I had to make every decision based on what my audience wanted not what I wanted. This meant deleting irrelevant stories I really liked. William Faulkner called this “killing your darlings”. A strong emotional connection with a story has nothing to do with whether the story should be included in a book. The most painful part of the writing process was removing my favorite stories, knowing they might never see the light of day.

An unexpected byproduct of this harsh editing process was enough material for at least one more book! A second book may or may not be already outlined 🙂

Published by Nabil

Nabil Othman, MD is an anesthesiology resident physician at Cedars Sinai Medical Center in Los Angeles, CA. As a Michigan native he advocates calling carbonated, sugary beverages "pop". When he is not an indentured servant in the hospital he enjoys CrossFit, telling everyone he meets about CrossFit, and attempting dangerous hikes in Hawaii with his college roommates.

2 thoughts on “My Writing Process

    1. Hi Reg! Early in the writing process I learned I had strengths and weaknesses. I had to adopt my writing process to my individual quirks. Other writers may do different things that work for them

      My strengths:
      – I have the cognitive stamina to write between 1000-3000 words per day consistently. That means I have a large volume of writing to use.
      -When I write I digress often. That means I have a large diversity of writing to use

      Weaknesses:
      – I have poor insight into what writing is appropriate and what is not. I did best when I told my editors what I was trying to do then asked them if my writing achieved my goal or not. When multiple people from multiple perspectives agreed my writing matched my goal I knew It was probably true.
      – When I write I think my writing is a lot simpler than it actually is.
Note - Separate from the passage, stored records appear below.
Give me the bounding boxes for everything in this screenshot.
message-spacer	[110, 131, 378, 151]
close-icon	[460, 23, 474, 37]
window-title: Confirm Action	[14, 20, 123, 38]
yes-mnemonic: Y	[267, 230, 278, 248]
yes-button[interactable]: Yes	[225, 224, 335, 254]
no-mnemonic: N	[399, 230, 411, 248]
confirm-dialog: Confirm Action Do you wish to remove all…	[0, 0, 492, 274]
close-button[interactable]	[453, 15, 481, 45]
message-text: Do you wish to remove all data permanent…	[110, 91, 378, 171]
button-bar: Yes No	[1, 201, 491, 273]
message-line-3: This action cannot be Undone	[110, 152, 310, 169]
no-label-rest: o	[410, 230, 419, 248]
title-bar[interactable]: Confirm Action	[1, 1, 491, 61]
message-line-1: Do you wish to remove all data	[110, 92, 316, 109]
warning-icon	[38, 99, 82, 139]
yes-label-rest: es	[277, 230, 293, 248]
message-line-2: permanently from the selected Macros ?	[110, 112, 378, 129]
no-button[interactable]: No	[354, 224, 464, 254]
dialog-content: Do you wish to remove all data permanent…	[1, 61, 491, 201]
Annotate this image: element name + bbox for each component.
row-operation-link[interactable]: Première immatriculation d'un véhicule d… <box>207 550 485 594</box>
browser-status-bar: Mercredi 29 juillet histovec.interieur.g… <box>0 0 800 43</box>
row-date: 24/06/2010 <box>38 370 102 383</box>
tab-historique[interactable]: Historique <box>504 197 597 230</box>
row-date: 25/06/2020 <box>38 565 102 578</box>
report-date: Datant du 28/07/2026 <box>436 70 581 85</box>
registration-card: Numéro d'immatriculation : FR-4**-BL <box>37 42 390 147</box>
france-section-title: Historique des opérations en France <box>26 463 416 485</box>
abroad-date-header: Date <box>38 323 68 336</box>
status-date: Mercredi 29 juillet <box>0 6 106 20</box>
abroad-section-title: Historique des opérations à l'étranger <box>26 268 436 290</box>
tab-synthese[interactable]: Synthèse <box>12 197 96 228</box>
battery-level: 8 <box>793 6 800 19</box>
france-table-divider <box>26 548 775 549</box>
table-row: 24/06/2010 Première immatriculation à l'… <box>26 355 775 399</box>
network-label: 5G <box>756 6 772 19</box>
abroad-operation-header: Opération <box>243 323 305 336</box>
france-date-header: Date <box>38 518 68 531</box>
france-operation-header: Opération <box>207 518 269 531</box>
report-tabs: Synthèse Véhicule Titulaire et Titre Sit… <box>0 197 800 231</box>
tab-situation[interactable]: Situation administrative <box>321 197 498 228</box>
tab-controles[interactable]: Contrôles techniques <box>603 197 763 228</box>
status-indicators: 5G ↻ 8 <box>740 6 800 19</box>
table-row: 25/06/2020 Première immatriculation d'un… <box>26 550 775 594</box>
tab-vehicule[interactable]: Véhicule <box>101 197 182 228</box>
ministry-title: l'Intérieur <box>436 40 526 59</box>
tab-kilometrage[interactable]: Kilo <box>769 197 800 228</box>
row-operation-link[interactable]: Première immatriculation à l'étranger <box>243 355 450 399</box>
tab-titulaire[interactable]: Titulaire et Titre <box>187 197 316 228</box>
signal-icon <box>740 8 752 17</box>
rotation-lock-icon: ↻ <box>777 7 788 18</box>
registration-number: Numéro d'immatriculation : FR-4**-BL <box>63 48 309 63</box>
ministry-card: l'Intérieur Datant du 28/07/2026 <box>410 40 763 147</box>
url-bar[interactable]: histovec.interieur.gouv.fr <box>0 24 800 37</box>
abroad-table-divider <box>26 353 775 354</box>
In order to correct for my own bias I asked people who had no knowledge of medicine to read my writing. I had to set goals then delegate the decision-making to a third party because I lack the perspective to give an unbiased opinion

      I realized I was the best person to create writing and set goals, but I was not the best person to figure out how to meet those goals. I needed to rely on others because they had a third person perspective of my writing I would never have. I chose all of my readers for a specific purpose: one inside of medicine, one outside of medicine, and one in between the two. That way I was sure the writing would be engaging to medical people while being accessible to non-medical people.

      Feedback is difficult to hear for everyone. Humans naturally think they’re always right! Every time I asked for criticism I forced myself to accept my reader had only good intentions. My job was then to figure how they were trying to help me!